Staffing and scheduling, for example, are used to ensure that certain employees don’t run in to situations that conflict with their beliefs, Sepper said. But sometimes those beliefs conflict with the ability to provide good patient care and can’t be accommodated.
Leslie C. Griffin, professor of constitutional and first amendment law at the University of Nevada, Las Vegas, said while religious freedom is important, patients’ well being should come first.
“To me it’s more important that any patient get good health care and not that any patient get whatever religion say health care should be,” Griffin said.
Protection vs. Distortion
The new rule also creates broader worker protections than those under Title VII of the 1964 Civil Rights Act, which bars discrimination on the basis of religion, sex, race, and other characteristics. That federal civil rights law expressly requires employers to provide religious job accommodations unless doing so creates an undue hardship. By contrast, the health care rule scraps that hardship exemption explicitly.
“They don’t take into account serious harm to patients that could result in the religious refusals,” the ACLU’s Mach said. If patients are then denied these services, that could put employers on the hook for violating federal and state discrimination laws in other contexts. The string of lawsuits challenging the law say these employers will face an impossible choice in certain circumstances of providing necessary care and risking their funding.
Some Christian-based groups stress the need for the clarification in the rules, however. The regulation will be helpful to employers because the existing federal laws that protect religious beliefs have been a patchwork, said Kim Colby, director of the Christian Legal Society Center for Law and Religious Freedom.
“This regulation doesn’t change the federal laws that have been in place. It brings them all into one place. It’s been an intimidating patchwork,” Colby said. “The stakes are high for the employee obviously. It helps the employees where the disparity and bargaining power is so lopsided in favor of the employer. It gives the employees a little more knowledge to act.”
Others fear the broadness of the rule attempts to apply protections to workers not currently covered by federal laws, and could potentially increase the number of workers hospitals would have to accommodate.

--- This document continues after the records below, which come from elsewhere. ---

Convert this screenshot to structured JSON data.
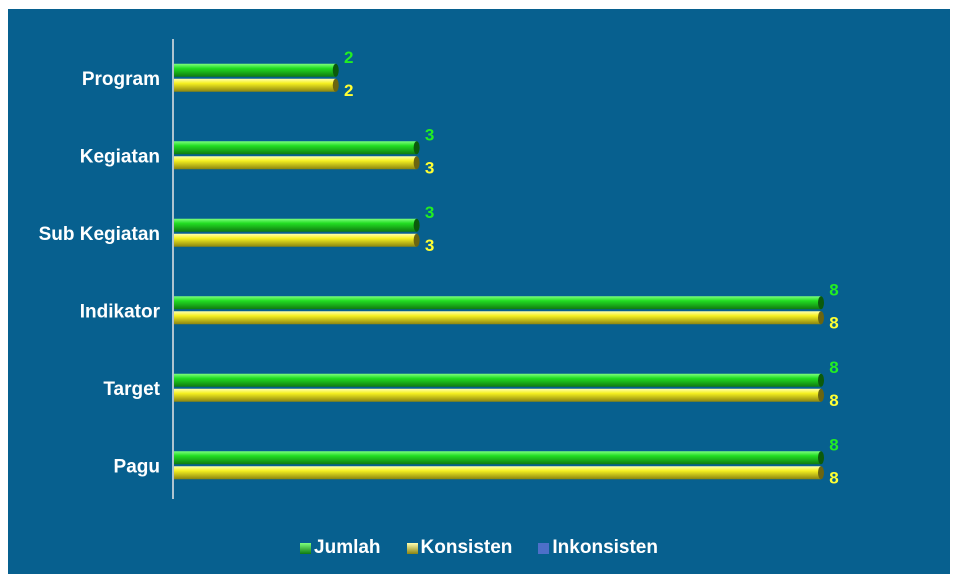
{
  "chart_data": {
    "type": "bar",
    "orientation": "horizontal",
    "categories": [
      "Program",
      "Kegiatan",
      "Sub Kegiatan",
      "Indikator",
      "Target",
      "Pagu"
    ],
    "series": [
      {
        "name": "Jumlah",
        "color": "#22dd22",
        "label_color": "#22ee22",
        "values": [
          2,
          3,
          3,
          8,
          8,
          8
        ]
      },
      {
        "name": "Konsisten",
        "color": "#ffff22",
        "label_color": "#ffff33",
        "values": [
          2,
          3,
          3,
          8,
          8,
          8
        ]
      },
      {
        "name": "Inkonsisten",
        "color": "#4d6fc9",
        "label_color": "#4d6fc9",
        "values": [
          0,
          0,
          0,
          0,
          0,
          0
        ]
      }
    ],
    "xlim": [
      0,
      8
    ],
    "grid": false,
    "legend_position": "bottom",
    "background_color": "#07608f"
  }
}
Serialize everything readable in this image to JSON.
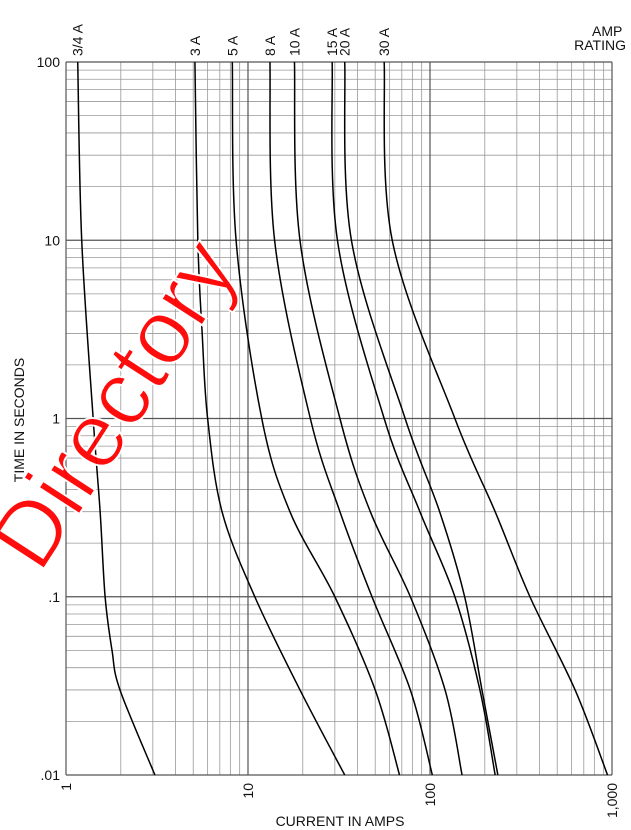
{
  "chart_data": {
    "type": "line",
    "annotations": [
      "AMP RATING",
      "Directory"
    ],
    "xlabel": "CURRENT IN AMPS",
    "ylabel": "TIME IN SECONDS",
    "log_x": true,
    "log_y": true,
    "grid": true,
    "xlim": [
      1,
      1000
    ],
    "ylim": [
      0.01,
      100
    ],
    "xticks": [
      1,
      10,
      100,
      {
        "value": 1000,
        "label": "1,000"
      }
    ],
    "yticks": [
      {
        "value": 0.01,
        "label": ".01"
      },
      {
        "value": 0.1,
        "label": ".1"
      },
      1,
      10,
      100
    ],
    "series": [
      {
        "name": "3/4 A",
        "color": "#000000",
        "x": [
          1.16,
          1.22,
          1.41,
          1.54,
          1.64,
          1.79,
          1.98,
          3.08
        ],
        "values": [
          100,
          10,
          1,
          0.3,
          0.1,
          0.05,
          0.03,
          0.01
        ]
      },
      {
        "name": "3 A",
        "color": "#000000",
        "x": [
          5.11,
          5.3,
          5.6,
          6.0,
          7.2,
          10.9,
          19.3,
          34
        ],
        "values": [
          100,
          10,
          3,
          1,
          0.3,
          0.1,
          0.03,
          0.01
        ]
      },
      {
        "name": "5 A",
        "color": "#000000",
        "x": [
          8.2,
          8.6,
          11.9,
          17,
          30,
          50,
          68
        ],
        "values": [
          100,
          10,
          1,
          0.3,
          0.1,
          0.03,
          0.01
        ]
      },
      {
        "name": "8 A",
        "color": "#000000",
        "x": [
          13.2,
          14,
          22,
          32,
          48,
          78,
          103
        ],
        "values": [
          100,
          10,
          1,
          0.3,
          0.1,
          0.03,
          0.01
        ]
      },
      {
        "name": "10 A",
        "color": "#000000",
        "x": [
          18,
          19.3,
          32,
          47,
          78,
          121,
          150
        ],
        "values": [
          100,
          10,
          1,
          0.3,
          0.1,
          0.03,
          0.01
        ]
      },
      {
        "name": "15 A",
        "color": "#000000",
        "x": [
          29,
          31,
          56,
          88,
          137,
          188,
          228
        ],
        "values": [
          100,
          10,
          1,
          0.3,
          0.1,
          0.03,
          0.01
        ]
      },
      {
        "name": "20 A",
        "color": "#000000",
        "x": [
          34,
          37,
          73,
          113,
          155,
          193,
          236
        ],
        "values": [
          100,
          10,
          1,
          0.3,
          0.1,
          0.03,
          0.01
        ]
      },
      {
        "name": "30 A",
        "color": "#000000",
        "x": [
          56,
          62,
          137,
          228,
          354,
          627,
          945
        ],
        "values": [
          100,
          10,
          1,
          0.3,
          0.1,
          0.03,
          0.01
        ]
      }
    ]
  }
}
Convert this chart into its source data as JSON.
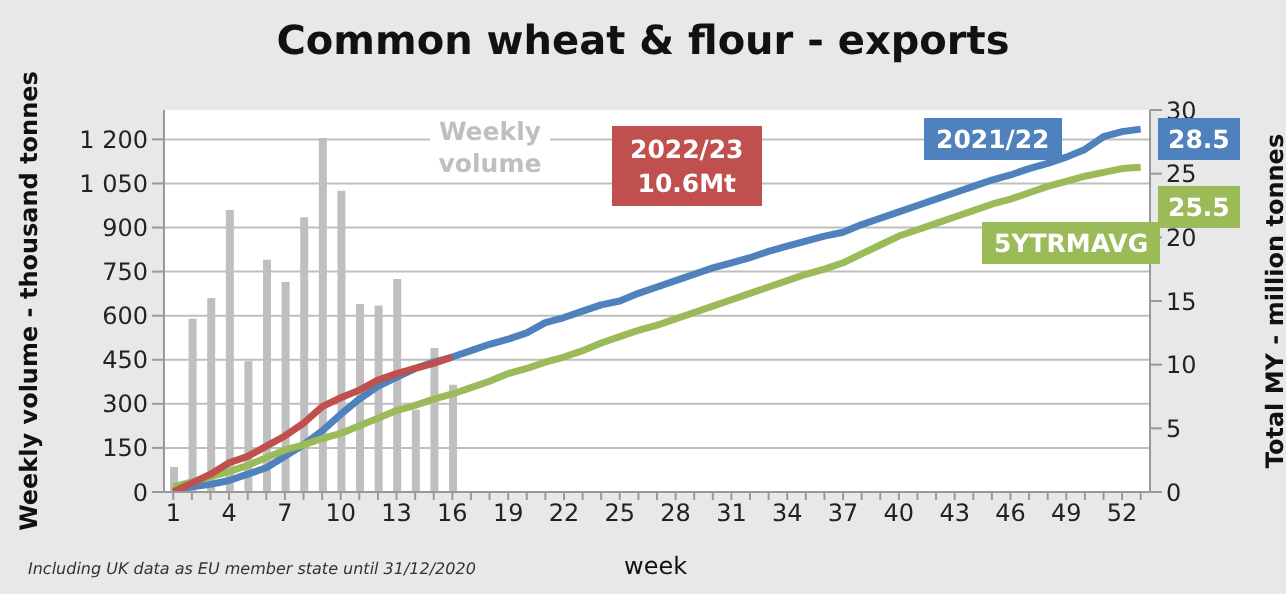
{
  "chart_data": {
    "type": "line",
    "title": "Common wheat & flour - exports",
    "xlabel": "week",
    "ylabel": "Weekly volume - thousand tonnes",
    "y2label": "Total MY - million tonnes",
    "categories": [
      "1",
      null,
      null,
      "4",
      null,
      null,
      "7",
      null,
      null,
      "10",
      null,
      null,
      "13",
      null,
      null,
      "16",
      null,
      null,
      "19",
      null,
      null,
      "22",
      null,
      null,
      "25",
      null,
      null,
      "28",
      null,
      null,
      "31",
      null,
      null,
      "34",
      null,
      null,
      "37",
      null,
      null,
      "40",
      null,
      null,
      "43",
      null,
      null,
      "46",
      null,
      null,
      "49",
      null,
      null,
      "52",
      null
    ],
    "series": [
      {
        "name": "Weekly volume",
        "type": "bar",
        "color": "#bfbfbf",
        "values": [
          85,
          590,
          660,
          960,
          445,
          790,
          715,
          935,
          1205,
          1025,
          640,
          635,
          725,
          280,
          490,
          365,
          null,
          null,
          null,
          null,
          null,
          null,
          null,
          null,
          null,
          null,
          null,
          null,
          null,
          null,
          null,
          null,
          null,
          null,
          null,
          null,
          null,
          null,
          null,
          null,
          null,
          null,
          null,
          null,
          null,
          null,
          null,
          null,
          null,
          null,
          null,
          null,
          null
        ]
      },
      {
        "name": "2021/22",
        "axis": "y2",
        "color": "#4f81bd",
        "values": [
          0.2,
          0.4,
          0.6,
          0.9,
          1.4,
          1.9,
          2.8,
          3.7,
          4.8,
          6.1,
          7.3,
          8.3,
          9.0,
          9.7,
          10.2,
          10.6,
          11.1,
          11.6,
          12.0,
          12.5,
          13.3,
          13.7,
          14.2,
          14.7,
          15.0,
          15.6,
          16.1,
          16.6,
          17.1,
          17.6,
          18.0,
          18.4,
          18.9,
          19.3,
          19.7,
          20.1,
          20.4,
          21.0,
          21.5,
          22.0,
          22.5,
          23.0,
          23.5,
          24.0,
          24.5,
          24.9,
          25.4,
          25.8,
          26.3,
          26.9,
          27.9,
          28.3,
          28.5
        ]
      },
      {
        "name": "5YTRMAVG",
        "axis": "y2",
        "color": "#9bbb59",
        "values": [
          0.4,
          0.8,
          1.2,
          1.6,
          2.1,
          2.7,
          3.3,
          3.7,
          4.2,
          4.6,
          5.2,
          5.8,
          6.4,
          6.8,
          7.3,
          7.7,
          8.2,
          8.7,
          9.3,
          9.7,
          10.2,
          10.6,
          11.1,
          11.7,
          12.2,
          12.7,
          13.1,
          13.6,
          14.1,
          14.6,
          15.1,
          15.6,
          16.1,
          16.6,
          17.1,
          17.5,
          18.0,
          18.7,
          19.4,
          20.1,
          20.6,
          21.1,
          21.6,
          22.1,
          22.6,
          23.0,
          23.5,
          24.0,
          24.4,
          24.8,
          25.1,
          25.4,
          25.5
        ]
      },
      {
        "name": "2022/23",
        "axis": "y2",
        "color": "#c0504d",
        "values": [
          0,
          0.7,
          1.4,
          2.3,
          2.8,
          3.6,
          4.4,
          5.4,
          6.7,
          7.4,
          8.0,
          8.8,
          9.3,
          9.7,
          10.1,
          10.6,
          null,
          null,
          null,
          null,
          null,
          null,
          null,
          null,
          null,
          null,
          null,
          null,
          null,
          null,
          null,
          null,
          null,
          null,
          null,
          null,
          null,
          null,
          null,
          null,
          null,
          null,
          null,
          null,
          null,
          null,
          null,
          null,
          null,
          null,
          null,
          null,
          null
        ]
      }
    ],
    "ylim": [
      0,
      1300
    ],
    "yticks": [
      0,
      150,
      300,
      450,
      600,
      750,
      900,
      {
        "value": 1050,
        "label": "1 050"
      },
      {
        "value": 1200,
        "label": "1 200"
      }
    ],
    "y2lim": [
      0,
      30
    ],
    "y2ticks": [
      0,
      5,
      10,
      15,
      20,
      25,
      30
    ],
    "grid": "y",
    "legend": false,
    "marker": "none",
    "line_style": "solid",
    "annotations": [
      "10.6Mt",
      "28.5",
      "25.5",
      "Including UK data as EU member state until 31/12/2020"
    ]
  }
}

“My worry is that will lead people to assert objections thinking that they’re covered when in fact they may not be,” Robin Wilson, a family and health law professor at the University of Illinois said.
Some of the statutes the rule draws on are specific about what kind of worker they apply to, but the rule implies that more individuals who don’t have direct contact with certain procedures could be granted accommodations, like schedulers or people who prepare IV bags, Wilson said.
Those kind of requests could fall flat if the statute doesn’t support them or they’re contrary to state law, she said.
State anti-discrimination laws on the books could complicate the picture for religious beliefs in the health care context, said Kelley Drye employment attorney Mark Konkel said. He said this creates a “hodge-podge” regulatory environment for employers to navigate. Several states and local governments, for example, outline specific civil rights protections for gay and transgender workers.
“Employers face a choice from a compliance standpoint, it’s difficult to administer policies based on jurisdiction and it opens employers to claims of discrimination,” Konkel said.